Learning Theory, aka "the psychology of learning", may be a misnomer. If we exerted a bit of the principle of reversibility, a possibility witnessed in every natural language (and I use that term, natural, in the broadest possible sense exclusive of certain mathematical systems which deny the possibility of error, their own error being found in the equally-witnessed fact that blunder seems to drive civilisation itself more rigidly than could any accurate collective of acuity, demonstrating that a mathematically precise universe is inductively unreasonable), and instead called it "Teaching Theory", we might easier deduce that it is "a theory of instruction in obedience" as well as "in-stilling an obedience to theory": "When the alarm sounds, I know it is time to eat; hunger is irrelevant". Such was the discovery of Pavlov. But more commonly, we hear: "When the clock winds down, I must deliver massive jolts of electricity to the subject at hand". This will produce the desired effusion, dispensed from the lubricious glands, to induce ravenous desires for consumption. Repetition ensures we can dispense with the electricity altogether, as the merest ringing noise or tinnitus will turn the trick of induced performance, as if an armored armydildo just shouted "Associate this, motherfucker!" and it is no longer of any concern to watch out the fingers aren't bitten off in the frenzy of the "thirst" for knowledge manifest by apt pupils – this is why aptitude and attitude are thought to co-vary with turgid dilation. Teaching must foremost instill a proper attitude before any performance will be forthcoming or worthy of remuneration. Like every student in every school, Pavlov's dogs not only lived in cages, but were taught to call them "home" – wander too far and the bell will be inaudible, producing a snap like an overdrawn bungy-chord or the sound made in the intervening space twixt a turtle and a crocodile, irregardless of what your nose tells you might be palatable ahead. Only a dictionary would fail to equate the synonymic relation between security and tragedy, although it is quite handy at producing a concussion.

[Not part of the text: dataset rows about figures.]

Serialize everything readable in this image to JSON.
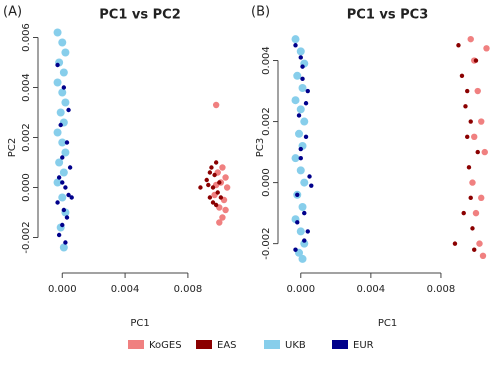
{
  "chart_data": [
    {
      "type": "scatter",
      "panel_label": "(A)",
      "title": "PC1 vs PC2",
      "x_label": "PC1",
      "y_label": "PC2",
      "xlim": [
        -0.0011,
        0.011
      ],
      "ylim": [
        -0.0031,
        0.0063
      ],
      "xticks": [
        {
          "value": 0,
          "label": "0.000"
        },
        0.004,
        0.008
      ],
      "yticks": [
        -0.002,
        {
          "value": 0,
          "label": "0.000"
        },
        0.002,
        0.004,
        0.006
      ],
      "series": [
        {
          "name": "KoGES",
          "color": "#f08080",
          "x": [
            0.0098,
            0.01,
            0.0102,
            0.0104,
            0.0099,
            0.0101,
            0.0103,
            0.0105,
            0.0097,
            0.0102,
            0.0104,
            0.01,
            0.0098
          ],
          "values": [
            0.0033,
            -0.0014,
            -0.0012,
            -0.0009,
            0.0006,
            0.0002,
            -0.0005,
            0.0,
            -0.0003,
            0.0008,
            0.0004,
            -0.0008,
            0.0001
          ]
        },
        {
          "name": "EAS",
          "color": "#8b0000",
          "x": [
            0.0088,
            0.0092,
            0.0094,
            0.0095,
            0.0096,
            0.0097,
            0.0098,
            0.0099,
            0.01,
            0.0093,
            0.0096,
            0.0098,
            0.0101,
            0.0094
          ],
          "values": [
            0.0,
            0.0003,
            -0.0004,
            0.0008,
            -0.0006,
            0.0005,
            0.001,
            -0.0002,
            0.0002,
            0.0001,
            0.0,
            -0.0007,
            -0.0004,
            0.0006
          ]
        },
        {
          "name": "UKB",
          "color": "#87ceeb",
          "x": [
            -0.0003,
            0.0,
            0.0002,
            -0.0002,
            0.0001,
            -0.0003,
            0.0,
            0.0002,
            -0.0001,
            0.0001,
            -0.0003,
            0.0,
            0.0002,
            -0.0002,
            0.0001,
            -0.0003,
            0.0,
            0.0002,
            -0.0001,
            0.0001
          ],
          "values": [
            0.0062,
            0.0058,
            0.0054,
            0.005,
            0.0046,
            0.0042,
            0.0038,
            0.0034,
            0.003,
            0.0026,
            0.0022,
            0.0018,
            0.0014,
            0.001,
            0.0006,
            0.0002,
            -0.0004,
            -0.001,
            -0.0016,
            -0.0024
          ]
        },
        {
          "name": "EUR",
          "color": "#00008b",
          "x": [
            -0.0003,
            0.0001,
            0.0004,
            -0.0001,
            0.0003,
            0.0,
            0.0005,
            -0.0002,
            0.0002,
            0.0004,
            -0.0003,
            0.0001,
            0.0003,
            0.0,
            0.0006,
            -0.0002,
            0.0002,
            0.0
          ],
          "values": [
            0.0049,
            0.004,
            0.0031,
            0.0025,
            0.0018,
            0.0012,
            0.0008,
            0.0004,
            0.0,
            -0.0003,
            -0.0006,
            -0.0009,
            -0.0012,
            -0.0015,
            -0.0004,
            -0.0019,
            -0.0022,
            0.0002
          ]
        }
      ]
    },
    {
      "type": "scatter",
      "panel_label": "(B)",
      "title": "PC1 vs PC3",
      "x_label": "PC1",
      "y_label": "PC3",
      "xlim": [
        -0.0009,
        0.0108
      ],
      "ylim": [
        -0.0027,
        0.005
      ],
      "xticks": [
        {
          "value": 0,
          "label": "0.000"
        },
        0.004,
        0.008
      ],
      "yticks": [
        -0.002,
        {
          "value": 0,
          "label": "0.000"
        },
        0.002,
        0.004
      ],
      "series": [
        {
          "color": "#f08080",
          "x": [
            0.0097,
            0.0099,
            0.0101,
            0.0103,
            0.0105,
            0.0098,
            0.01,
            0.0102,
            0.0104,
            0.0106,
            0.0099,
            0.0103
          ],
          "values": [
            0.0047,
            0.004,
            0.003,
            0.002,
            0.001,
            0.0,
            -0.001,
            -0.002,
            -0.0024,
            0.0044,
            0.0015,
            -0.0005
          ]
        },
        {
          "color": "#8b0000",
          "x": [
            0.0088,
            0.009,
            0.0092,
            0.0094,
            0.0095,
            0.0096,
            0.0097,
            0.0098,
            0.0099,
            0.01,
            0.0101,
            0.0093,
            0.0095,
            0.0097
          ],
          "values": [
            -0.002,
            0.0045,
            0.0035,
            0.0025,
            0.0015,
            0.0005,
            -0.0005,
            -0.0015,
            -0.0022,
            0.004,
            0.001,
            -0.001,
            0.003,
            0.002
          ]
        },
        {
          "color": "#87ceeb",
          "x": [
            -0.0003,
            0.0,
            0.0002,
            -0.0002,
            0.0001,
            -0.0003,
            0.0,
            0.0002,
            -0.0001,
            0.0001,
            -0.0003,
            0.0,
            0.0002,
            -0.0002,
            0.0001,
            -0.0003,
            0.0,
            0.0002,
            -0.0001,
            0.0001
          ],
          "values": [
            0.0047,
            0.0043,
            0.0039,
            0.0035,
            0.0031,
            0.0027,
            0.0024,
            0.002,
            0.0016,
            0.0012,
            0.0008,
            0.0004,
            0.0,
            -0.0004,
            -0.0008,
            -0.0012,
            -0.0016,
            -0.002,
            -0.0023,
            -0.0025
          ]
        },
        {
          "color": "#00008b",
          "x": [
            -0.0003,
            0.0001,
            0.0004,
            -0.0001,
            0.0003,
            0.0,
            0.0005,
            -0.0002,
            0.0002,
            0.0004,
            -0.0003,
            0.0001,
            0.0003,
            0.0,
            0.0006,
            -0.0002,
            0.0002,
            0.0
          ],
          "values": [
            0.0045,
            0.0038,
            0.003,
            0.0022,
            0.0015,
            0.0008,
            0.0002,
            -0.0004,
            -0.001,
            -0.0016,
            -0.0022,
            0.0034,
            0.0026,
            0.0011,
            -0.0001,
            -0.0013,
            -0.0019,
            0.0041
          ]
        }
      ]
    }
  ]
}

"One must recognize that the mental health establishment, which the National Institute represents, assumes (a conventional assumption in this society) that the expenditure of vast sums of money on so-called research will eventually reveal the "causes of mental illness" – that money in research can reveal the cause and cure of anything. This is not merely a scientific idea, but is deeply related to the fact that the tragic contradictions of life have little or no standing in our society. We seek to cure people of everything; we tinker with the machine. All the ills that the flesh and spirit of man are heir to, are reduced to abstractions. We are dedicated to the proposition that pain can be eliminated. An instrumental, hyper-civilized, consumer and clinically oriented culture such as ours generates, and simultaneously avoids acknowledging the contradictions that are the occasions for tragedy. Moreover, we are led to confuse the merely pitiful with the tragic. We perceive the crack-up of the individual in society as we would an automobile accident: hardly as a struggle for awareness that is at once moribund and transcendent. In the broadest sense, schizophrenia is the process through which the inadequacy of the culture is concretized in the consciousness of individuals; and that in-adequacy may be as deeply sensed, without being named, as it is reflected in "pathological" behavior. Yet the tragic struggle for awareness remains a catastrophic, insurmountable challenge because it cannot be located in a culture which fails to serve as the ground for the development of the self. But it is precisely the tragic experience which is the hallmark of the healthy culture, where persons have not been converted into objects, and where the struggle for meaning is a drama enacted and re-enacted in the decisions confronted during the ordinary course of life."